En lugar de eso, en nuestro país comenzó a hacerse cada vez más visible la existencia de pensiones millonarias o exorbitantes, que no implican a la mayoría de las personas ni a todas las instituciones, aunque no estaría de más realizar una revisión general, sin excepciones.

Pemex y CFE -y en su momento también Luz y Fuerza- deben buena parte de su situación financiera caótica, prácticamente de quiebra, a sus nóminas: tanto la de personas trabajadoras, obesa y con prestaciones excesivas, como la de personas pensionadas o jubiladas con características similares. Resulta difícil avanzar, incluso como país, con lastres tan pesados y tan injustos.

Coincido en que debe existir un límite para evitar que estos casos se repitan, pero considero fundamental concentrarse primero en las pensiones irregulares y sancionar a los involucrados, antes de generalizar.
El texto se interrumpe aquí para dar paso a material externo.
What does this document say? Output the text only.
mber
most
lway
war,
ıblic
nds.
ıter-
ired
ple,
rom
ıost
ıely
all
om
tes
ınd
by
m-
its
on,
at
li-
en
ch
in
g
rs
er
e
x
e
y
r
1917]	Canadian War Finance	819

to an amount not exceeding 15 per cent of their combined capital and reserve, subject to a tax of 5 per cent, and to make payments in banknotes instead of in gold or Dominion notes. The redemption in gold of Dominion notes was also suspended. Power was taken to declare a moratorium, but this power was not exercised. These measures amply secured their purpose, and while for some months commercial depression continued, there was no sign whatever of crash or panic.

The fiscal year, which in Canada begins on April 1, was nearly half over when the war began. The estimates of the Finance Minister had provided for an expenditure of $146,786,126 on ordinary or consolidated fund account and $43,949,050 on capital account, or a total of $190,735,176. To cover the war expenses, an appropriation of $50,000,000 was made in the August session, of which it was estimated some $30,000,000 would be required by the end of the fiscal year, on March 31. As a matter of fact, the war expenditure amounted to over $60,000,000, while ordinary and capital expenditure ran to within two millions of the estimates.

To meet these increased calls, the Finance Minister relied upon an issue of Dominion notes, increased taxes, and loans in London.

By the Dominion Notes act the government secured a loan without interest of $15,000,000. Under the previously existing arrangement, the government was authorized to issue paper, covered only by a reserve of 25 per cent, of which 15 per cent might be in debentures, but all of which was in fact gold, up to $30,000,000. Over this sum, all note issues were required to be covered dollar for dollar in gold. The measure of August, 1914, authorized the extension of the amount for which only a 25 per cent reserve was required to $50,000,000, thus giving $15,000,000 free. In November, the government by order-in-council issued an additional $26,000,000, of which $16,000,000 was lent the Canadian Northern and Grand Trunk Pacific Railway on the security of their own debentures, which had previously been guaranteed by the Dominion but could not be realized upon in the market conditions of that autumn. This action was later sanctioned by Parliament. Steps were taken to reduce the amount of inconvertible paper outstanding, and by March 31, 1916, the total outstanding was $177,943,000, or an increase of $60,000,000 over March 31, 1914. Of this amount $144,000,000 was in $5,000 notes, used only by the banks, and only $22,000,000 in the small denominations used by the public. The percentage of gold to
Es un reto jurídico con posibilidades de éxito. Con una adecuada coordinación del sistema -legislativo, administrativo y judicial- pueden lograrse varios objetivos: determinar hechos continuados sin prescripción; reconocer la retroactividad; ponderar derechos adquiridos frente a actos de corrupción; verificar si se cumplieron requisitos de jubilación como edad y antigüedad; comprobar que la antigüedad corresponda al tiempo realmente trabajado, ya que a veces se “multiplica” por ficciones legales; confirmar que la persona realmente haya trabajado, pues existen aviadores que incluso se jubilaron; y revisar si hay aportaciones de la persona trabajadora en la pensión; es decir, si cotizaron, lo que exige criterios diferenciados.

En pensiones por accidente o motivos médicos debe confirmarse, además, el origen mediante valoraciones médicas, descartando redes de corrupción que pensionaban a personas jóvenes con padecimientos inventados. Hubo casos en los que se pensionó igual a integrantes de varias generaciones de una misma familia. Todo ello es detectable y difícilmente sostenible; sólo requiere voluntad.

A veces se dice, para mantenerse en la inacción, que el costo de una pensión irregular es mínimo frente a los montos de otros problemas. Sin embargo, además del valor simbólico de las acciones, que implica el mensaje que se envía, es cierto que, gota a gota, se van sumando grandes cantidades que pueden servir para atender necesidades o ahorrarse, en lugar de seguir siendo dolorosas fugas que todas y todos estamos pagando.